17. In the case of Chandrappa v. State of Karnataka, reported in (2007) 4 SCC 415, the Hon'ble Apex Court has observed as under:
"42. From the above decisions, in our considered view, the following general principles regarding powers of the appellate court while dealing with an appeal against an order of acquittal emerge:
(1) An appellate court has full power to review, reappreciate and reconsider the evidence upon which the order of acquittal is founded.
(2) The Criminal Procedure Code, 1973 puts no limitation, restriction or condition on exercise of such power and an appellate court on the evidence before it may reach its own conclusion, both on questions of fact and of law.
(3) Various expressions, such as, "substantial and compelling reasons", "good and sufficient grounds", "very strong circumstances", "distorted conclusions", "glaring mistakes", etc. are not intended to curtail extensive powers of an appellate court in an appeal against acquittal.
Such phraseologies are more in the nature of "flourishes of language" to emphasise the reluctance of an appellate court to interfere with acquittal than to curtail the power of the court to review the evidence and to come to its own conclusion.
(4) An appellate court, however, must bear in mind that in case of acquittal, there is double presumption in favour of the accused. Firstly, the presumption of innocence is available to him under the fundamental principle of criminal jurisprudence that every person shall be presumed to be innocent unless he is proved guilty by a competent court of law.
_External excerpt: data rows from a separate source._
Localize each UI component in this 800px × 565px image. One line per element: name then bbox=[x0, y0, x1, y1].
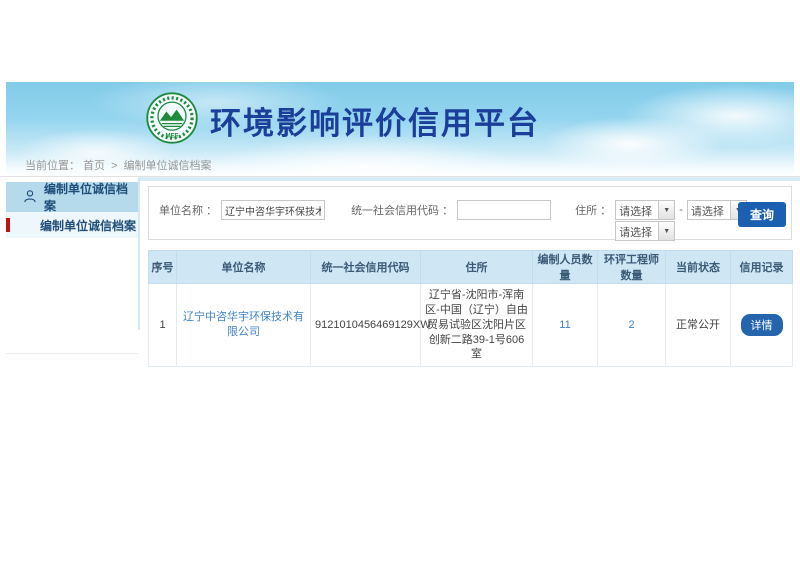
page: MEE 环境影响评价信用平台 当前位置：首页 > 编制单位诚信档案 编制单位诚信… bbox=[0, 0, 800, 565]
query-button[interactable]: 查询 bbox=[738, 202, 786, 227]
search-row: 单位名称 ： 统一社会信用代码 ： 住所 ： 请选择 ▼ 请选择 ▼ - bbox=[149, 200, 791, 220]
detail-button[interactable]: 详情 bbox=[741, 314, 783, 336]
table-header-row: 序号 单位名称 统一社会信用代码 住所 编制人员数量 环评工程师数量 当前状态 … bbox=[149, 251, 793, 284]
col-address: 住所 bbox=[421, 251, 533, 284]
cell-credit-record: 详情 bbox=[731, 284, 793, 367]
sidebar-section-header[interactable]: 编制单位诚信档案 bbox=[6, 182, 138, 212]
col-status: 当前状态 bbox=[666, 251, 731, 284]
sidebar-item-credit-archive[interactable]: 编制单位诚信档案 bbox=[6, 212, 138, 238]
col-staff-count: 编制人员数量 bbox=[533, 251, 598, 284]
sidebar-item-label: 编制单位诚信档案 bbox=[40, 217, 136, 234]
breadcrumb-home-link[interactable]: 首页 bbox=[83, 160, 105, 172]
credit-code-label: 统一社会信用代码 ： bbox=[351, 202, 453, 218]
cell-staff-count: 11 bbox=[533, 284, 598, 367]
cell-unit-name: 辽宁中咨华宇环保技术有限公司 bbox=[177, 284, 311, 367]
chevron-down-icon[interactable]: ▼ bbox=[658, 201, 674, 219]
unit-name-input[interactable] bbox=[221, 200, 325, 220]
sidebar-section-label: 编制单位诚信档案 bbox=[44, 180, 138, 214]
col-unit-name: 单位名称 bbox=[177, 251, 311, 284]
breadcrumb: 当前位置：首页 > 编制单位诚信档案 bbox=[25, 157, 215, 173]
page-title: 环境影响评价信用平台 bbox=[210, 98, 540, 143]
cell-status: 正常公开 bbox=[666, 284, 731, 367]
unit-name-label: 单位名称 ： bbox=[159, 202, 217, 218]
breadcrumb-current: 编制单位诚信档案 bbox=[124, 160, 212, 172]
engineer-count-link[interactable]: 2 bbox=[628, 319, 634, 331]
district-select[interactable]: 请选择 ▼ bbox=[615, 221, 675, 241]
province-select-value: 请选择 bbox=[616, 201, 658, 219]
dash-separator: - bbox=[679, 204, 683, 216]
brand: MEE 环境影响评价信用平台 bbox=[144, 90, 540, 151]
mee-logo-icon: MEE bbox=[144, 90, 200, 151]
province-select[interactable]: 请选择 ▼ bbox=[615, 200, 675, 220]
address-label: 住所 ： bbox=[575, 202, 611, 218]
col-engineer-count: 环评工程师数量 bbox=[598, 251, 666, 284]
col-credit-code: 统一社会信用代码 bbox=[311, 251, 421, 284]
credit-code-input[interactable] bbox=[457, 200, 551, 220]
staff-count-link[interactable]: 11 bbox=[559, 319, 570, 331]
cell-engineer-count: 2 bbox=[598, 284, 666, 367]
header-banner: MEE 环境影响评价信用平台 当前位置：首页 > 编制单位诚信档案 bbox=[6, 82, 794, 176]
content-top-strip bbox=[140, 177, 800, 181]
breadcrumb-prefix: 当前位置： bbox=[25, 160, 80, 172]
user-icon bbox=[23, 189, 37, 206]
sidebar: 编制单位诚信档案 编制单位诚信档案 bbox=[6, 182, 138, 354]
svg-text:MEE: MEE bbox=[165, 134, 178, 140]
result-table: 序号 单位名称 统一社会信用代码 住所 编制人员数量 环评工程师数量 当前状态 … bbox=[148, 250, 793, 367]
cell-address: 辽宁省-沈阳市-浑南区-中国（辽宁）自由贸易试验区沈阳片区创新二路39-1号60… bbox=[421, 284, 533, 367]
address-select-stack: 请选择 ▼ 请选择 ▼ bbox=[615, 200, 675, 220]
cell-index: 1 bbox=[149, 284, 177, 367]
chevron-down-icon[interactable]: ▼ bbox=[658, 222, 674, 240]
active-marker bbox=[6, 218, 10, 232]
col-index: 序号 bbox=[149, 251, 177, 284]
col-credit-record: 信用记录 bbox=[731, 251, 793, 284]
city-select-value: 请选择 bbox=[688, 201, 730, 219]
table-row: 1 辽宁中咨华宇环保技术有限公司 9121010456469129XW 辽宁省-… bbox=[149, 284, 793, 367]
main-content: 单位名称 ： 统一社会信用代码 ： 住所 ： 请选择 ▼ 请选择 ▼ - bbox=[148, 186, 792, 367]
search-panel: 单位名称 ： 统一社会信用代码 ： 住所 ： 请选择 ▼ 请选择 ▼ - bbox=[148, 186, 792, 240]
breadcrumb-separator: > bbox=[111, 160, 117, 172]
cell-credit-code: 9121010456469129XW bbox=[311, 284, 421, 367]
unit-name-link[interactable]: 辽宁中咨华宇环保技术有限公司 bbox=[183, 311, 304, 338]
sidebar-separator bbox=[138, 177, 140, 330]
district-select-value: 请选择 bbox=[616, 222, 658, 240]
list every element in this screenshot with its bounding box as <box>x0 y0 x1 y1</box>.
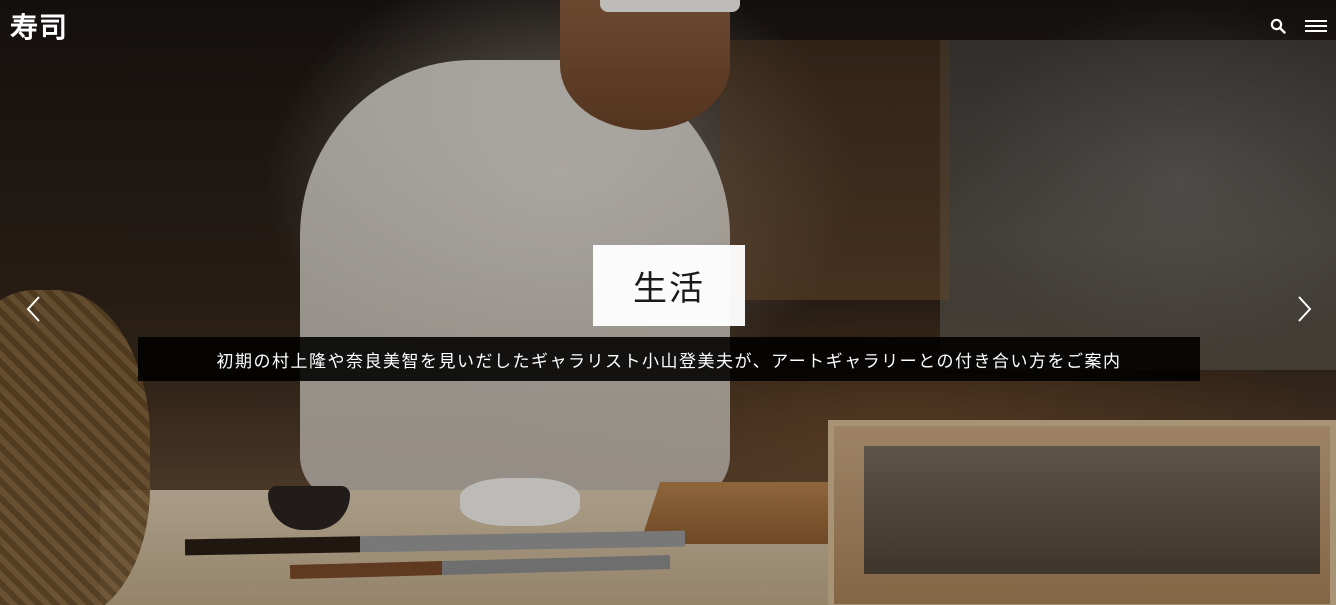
chevron-right-icon <box>1298 296 1312 322</box>
header-actions <box>1266 14 1328 38</box>
previous-slide-button[interactable] <box>18 292 48 326</box>
search-icon <box>1270 18 1286 34</box>
site-logo[interactable]: 寿司 <box>10 8 68 48</box>
menu-button[interactable] <box>1304 14 1328 38</box>
next-slide-button[interactable] <box>1290 292 1320 326</box>
chevron-left-icon <box>26 296 40 322</box>
slide-caption[interactable]: 初期の村上隆や奈良美智を見いだしたギャラリスト小山登美夫が、アートギャラリーとの… <box>138 337 1200 381</box>
menu-icon <box>1305 20 1327 32</box>
hero-slider: 寿司 生活 初期の村上隆や奈良美智を見いだしたギャラリスト小山登美夫が、アートギ… <box>0 0 1336 605</box>
search-button[interactable] <box>1266 14 1290 38</box>
category-label[interactable]: 生活 <box>593 245 745 326</box>
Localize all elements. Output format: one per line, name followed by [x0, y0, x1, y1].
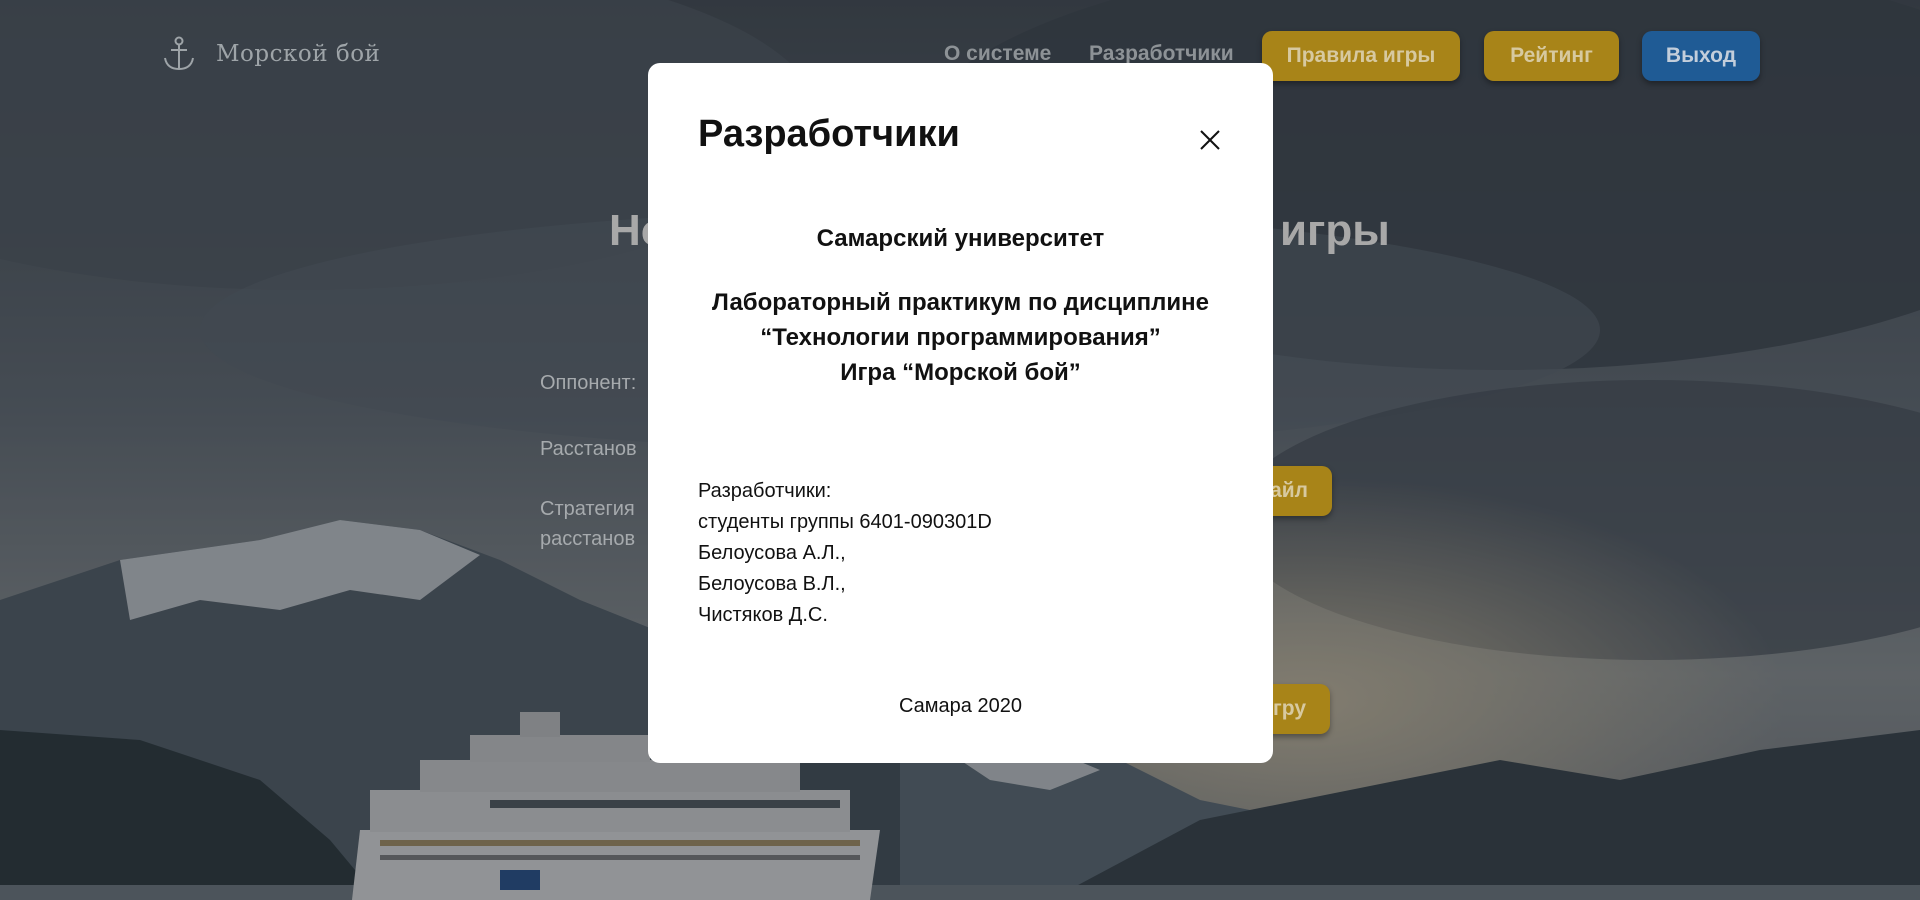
- logout-button[interactable]: Выход: [1642, 31, 1760, 81]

Secondly, the accused having secured his acquittal, the presumption of his innocence is further reinforced, reaffirmed and strengthened by the trial court.
(5) If two reasonable conclusions are possible on the basis of the evidence on record, the appellate court should not disturb the finding of acquittal recorded by the trial court."
18. The Hon'ble Apex Court, in a recent decision, in the case of Constable 907 Surendra Singh and Another V/s State of Uttarakhand reported in (2025) 5 SCC 433, has held in paragraph 24 as under:
"24. It could thus be seen that it is a settled legal position that the interference with the finding of acquittal recorded by the learned trial Judge would be warranted by the High Court only if the judgment of acquittal suffers from patent perversity; that the same is based on a misreading/omission to consider material evidence on record; and that no two reasonable views are possible and only the view consistent with the guilt of the accused is possible from the evidence available on record."
19. Considering the aforesaid facts and circumstances of the case and law laid down by the Hon'ble Supreme Court while considering the scope of appeal under Section 378 of the Code of Criminal Procedure, 1973 no case is made out to interfere with the impugned judgment and order of acquittal.
20. In view of above facts and circumstances of the case, on my careful re-appreciation of the entire evidence, I found that there is no infirmity or irregularity in the findings of fact recorded by learned trial Court and under the circumstances, the learned trial Court has rightly acquitted the respondent/s - accused for the elaborate reasons stated in the impugned judgment and I also endorse the view/finding of the learned trial Court leading to the acquittal.
21. In view of the above and for the reasons stated above, the present Criminal Appeal fails and the same deserves to be dismissed and is dismissed, accordingly. Record & Proceedings be remitted to the concerned trial Court forthwith.